[SAFETY] Claude Code should block destructive git commands without user confirmation

Resolved 💬 2 comments Opened Nov 18, 2025 by isoscelesxyz Closed Nov 18, 2025

[SAFETY] Claude Code should block destructive git commands without user confirmation

Summary

Claude Code executed git checkout HEAD -- . which permanently discarded all uncommitted work without user confirmation or warning. This is a critical safety issue.

What Happened

  1. User explicitly stated multiple times "not ready to commit"
  2. Claude Code made configuration changes over ~1 hour of work
  3. When encountering linting errors, Claude Code ran git checkout HEAD -- . to "restore" files
  4. All uncommitted changes were permanently lost (no way to recover)

The Problem

Claude Code's own Bash tool documentation states:

Git Safety Protocol: - NEVER run destructive/irreversible git commands (like push --force, hard reset, etc) unless the user explicitly requests them

However, Claude Code violated its own safety protocol by running git checkout HEAD -- . without:

  • User confirmation
  • Warning about data loss
  • Suggesting safer alternatives (git stash)

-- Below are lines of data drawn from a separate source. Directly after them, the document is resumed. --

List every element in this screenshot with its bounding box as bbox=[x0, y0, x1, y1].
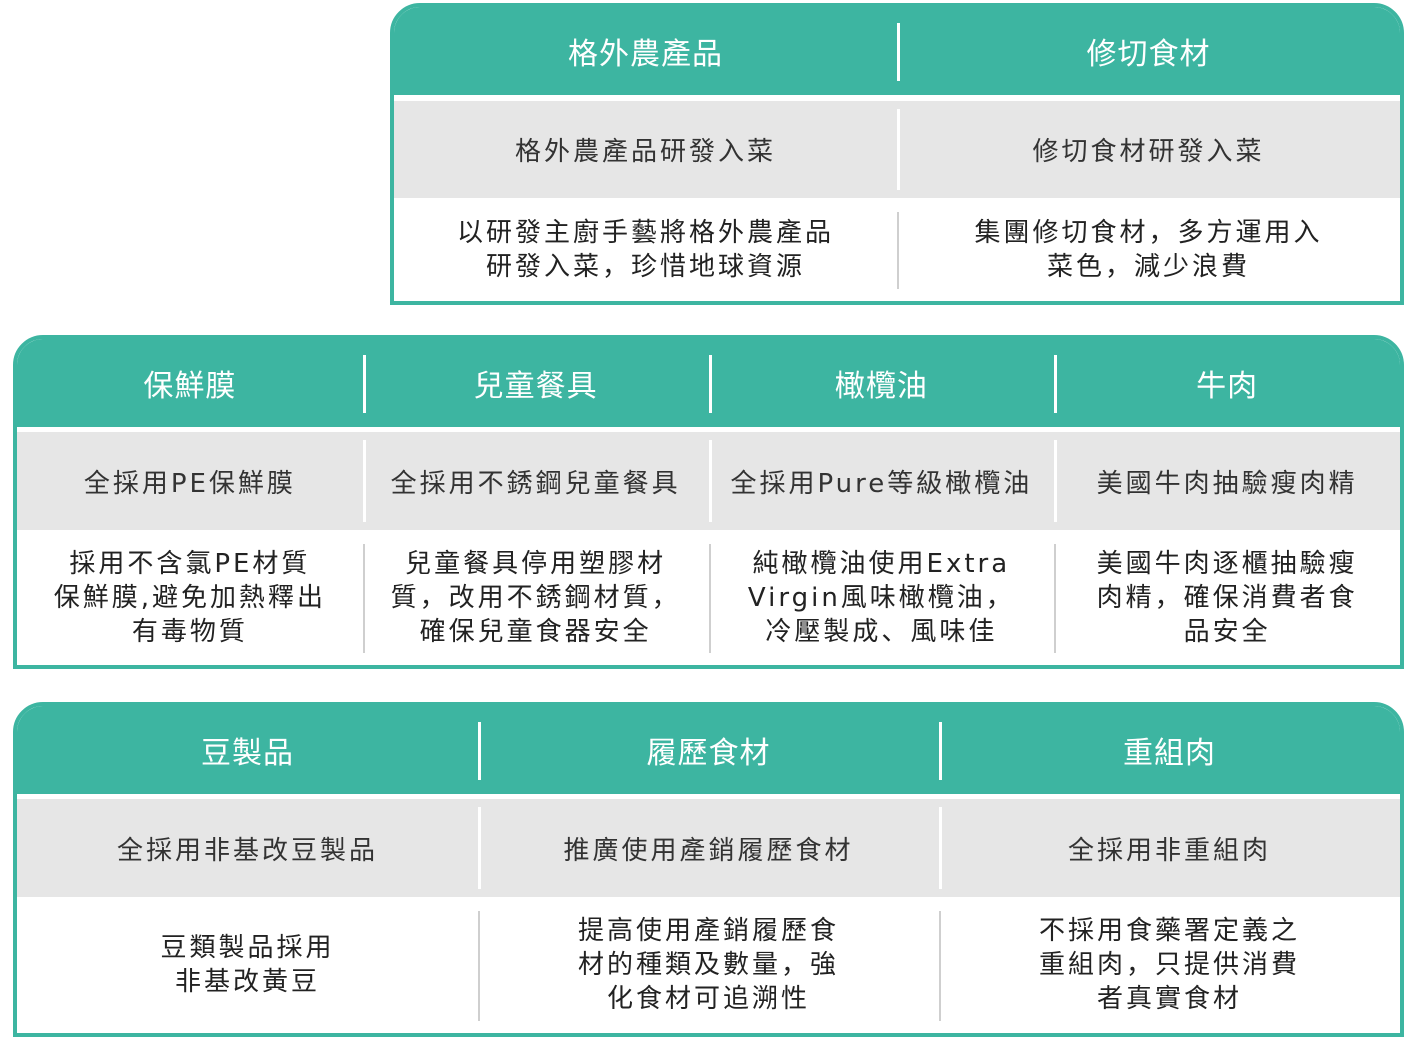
policy-panel-materials: 保鮮膜 兒童餐具 橄欖油 牛肉 全採用PE保鮮膜 全採用不銹鋼兒童餐具 全採用P… bbox=[13, 335, 1404, 669]
column-description: 不採用食藥署定義之 重組肉，只提供消費 者真實食材 bbox=[939, 897, 1400, 1033]
column-header: 格外農產品 bbox=[568, 37, 723, 72]
column-header: 修切食材 bbox=[897, 7, 1400, 95]
column-description: 採用不含氯PE材質 保鮮膜,避免加熱釋出 有毒物質 bbox=[53, 548, 326, 647]
column-subtitle: 全採用非基改豆製品 bbox=[116, 835, 378, 866]
column-header: 橄欖油 bbox=[708, 339, 1055, 427]
column-subtitle: 推廣使用產銷履歷食材 bbox=[478, 799, 939, 897]
subtitle-row: 格外農產品研發入菜 修切食材研發入菜 bbox=[394, 101, 1400, 198]
column-subtitle: 修切食材研發入菜 bbox=[897, 101, 1400, 198]
column-description: 以研發主廚手藝將格外農產品 研發入菜，珍惜地球資源 bbox=[456, 217, 834, 282]
policy-panel-proteins: 豆製品 履歷食材 重組肉 全採用非基改豆製品 推廣使用產銷履歷食材 全採用非重組… bbox=[13, 702, 1404, 1037]
column-description: 兒童餐具停用塑膠材 質，改用不銹鋼材質， 確保兒童食器安全 bbox=[362, 530, 709, 665]
column-subtitle: 全採用非重組肉 bbox=[939, 799, 1400, 897]
policy-table: 豆製品 履歷食材 重組肉 全採用非基改豆製品 推廣使用產銷履歷食材 全採用非重組… bbox=[17, 706, 1400, 1033]
column-header: 兒童餐具 bbox=[362, 339, 709, 427]
column-header: 履歷食材 bbox=[478, 706, 939, 794]
column-header: 保鮮膜 bbox=[143, 369, 237, 404]
subtitle-row: 全採用PE保鮮膜 全採用不銹鋼兒童餐具 全採用Pure等級橄欖油 美國牛肉抽驗瘦… bbox=[17, 432, 1400, 530]
column-subtitle: 美國牛肉抽驗瘦肉精 bbox=[1054, 432, 1400, 530]
policy-panel-ingredients: 格外農產品 修切食材 格外農產品研發入菜 修切食材研發入菜 以研發主廚手藝將格外… bbox=[390, 3, 1404, 305]
header-row: 保鮮膜 兒童餐具 橄欖油 牛肉 bbox=[17, 339, 1400, 427]
description-row: 豆類製品採用 非基改黃豆 提高使用產銷履歷食 材的種類及數量，強 化食材可追溯性… bbox=[17, 897, 1400, 1033]
column-description: 豆類製品採用 非基改黃豆 bbox=[160, 933, 335, 997]
column-header: 豆製品 bbox=[201, 736, 294, 771]
header-row: 豆製品 履歷食材 重組肉 bbox=[17, 706, 1400, 794]
column-description: 集團修切食材，多方運用入 菜色，減少浪費 bbox=[897, 198, 1400, 301]
column-subtitle: 全採用不銹鋼兒童餐具 bbox=[362, 432, 709, 530]
policy-table: 保鮮膜 兒童餐具 橄欖油 牛肉 全採用PE保鮮膜 全採用不銹鋼兒童餐具 全採用P… bbox=[17, 339, 1400, 665]
column-description: 美國牛肉逐櫃抽驗瘦 肉精，確保消費者食 品安全 bbox=[1054, 530, 1400, 665]
column-description: 提高使用產銷履歷食 材的種類及數量，強 化食材可追溯性 bbox=[478, 897, 939, 1033]
column-header: 重組肉 bbox=[939, 706, 1400, 794]
description-row: 以研發主廚手藝將格外農產品 研發入菜，珍惜地球資源 集團修切食材，多方運用入 菜… bbox=[394, 198, 1400, 301]
column-subtitle: 全採用PE保鮮膜 bbox=[83, 468, 296, 499]
header-row: 格外農產品 修切食材 bbox=[394, 7, 1400, 95]
subtitle-row: 全採用非基改豆製品 推廣使用產銷履歷食材 全採用非重組肉 bbox=[17, 799, 1400, 897]
policy-table: 格外農產品 修切食材 格外農產品研發入菜 修切食材研發入菜 以研發主廚手藝將格外… bbox=[394, 7, 1400, 301]
column-description: 純橄欖油使用Extra Virgin風味橄欖油， 冷壓製成、風味佳 bbox=[708, 530, 1055, 665]
column-subtitle: 格外農產品研發入菜 bbox=[514, 137, 776, 167]
column-subtitle: 全採用Pure等級橄欖油 bbox=[708, 432, 1055, 530]
description-row: 採用不含氯PE材質 保鮮膜,避免加熱釋出 有毒物質 兒童餐具停用塑膠材 質，改用… bbox=[17, 530, 1400, 665]
column-header: 牛肉 bbox=[1054, 339, 1400, 427]
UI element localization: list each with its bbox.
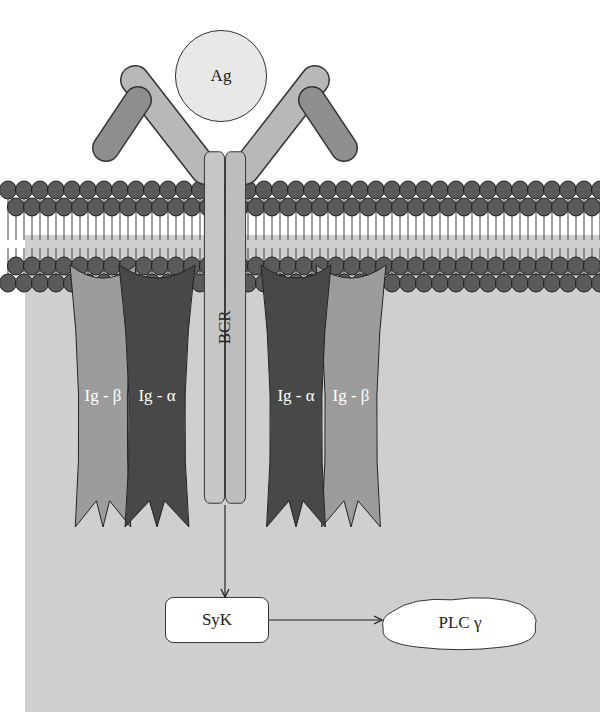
signal-arrow: [224, 505, 225, 597]
node-label: Ag: [211, 67, 232, 86]
node-label: Ig - β: [333, 387, 370, 406]
node-label: SyK: [202, 611, 232, 630]
node-label: Ig - α: [138, 387, 175, 406]
antigen-circle: Ag: [175, 30, 267, 122]
node-label: PLC γ: [439, 614, 482, 633]
cytoplasm: [25, 235, 600, 712]
ig-alpha-chain: Ig - α: [119, 265, 195, 527]
node-label: BCR: [216, 310, 235, 344]
kinase-box: SyK: [165, 597, 269, 643]
ig-alpha-chain: Ig - α: [261, 265, 331, 527]
node-label: Ig - β: [85, 387, 122, 406]
lipid-bilayer: [0, 181, 600, 292]
signal-arrow: [269, 619, 382, 620]
bcr-stem: BCR: [204, 150, 246, 505]
enzyme-cloud: PLC γ: [380, 594, 540, 652]
node-label: Ig - α: [277, 387, 314, 406]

Destructive Commands That Should Be Blocked

These commands should require explicit user confirmation:

git checkout HEAD -- .          # Discards ALL uncommitted changes
git reset --hard                # Discards ALL uncommitted changes  
git clean -fd                   # Deletes ALL untracked files
git push --force                # Rewrites remote history
git checkout -- <file>          # Discards uncommitted changes in file

Expected Behavior

When Claude Code attempts a destructive git command:

  1. HALT before executing
  2. WARN user about data loss: "This will permanently discard X uncommitted files"
  3. ASK for explicit confirmation: "Are you sure you want to discard these changes?"
  4. SUGGEST safer alternative: "Consider using git stash to save changes instead"

Safer Alternatives

Claude Code should suggest these instead:

| ❌ Destructive | ✅ Safer Alternative |
|----------------|---------------------|
| git checkout HEAD -- . | git stash (recoverable) |
| git reset --hard | git reset --soft (keeps changes) |
| git clean -fd | Ask user to review untracked files first |

Impact

This caused complete data loss of ~1 hour of configuration work that was explicitly not ready to commit. The only recovery option would have been Claude Code's checkpointing feature, but that doesn't track bash commands.

Recommendation

Add a safeguard layer that:

  1. Detects destructive git operations
  2. Requires explicit user approval
  3. Suggests recoverable alternatives
  4. Similar to the existing trash-put safety for file deletion

Environment

  • Claude Code version: Latest (November 2025)
  • OS: macOS
  • Git version: Standard

Related

This is similar to how Claude Code blocks rm commands in favor of trash-put. The same principle should apply to destructive git operations.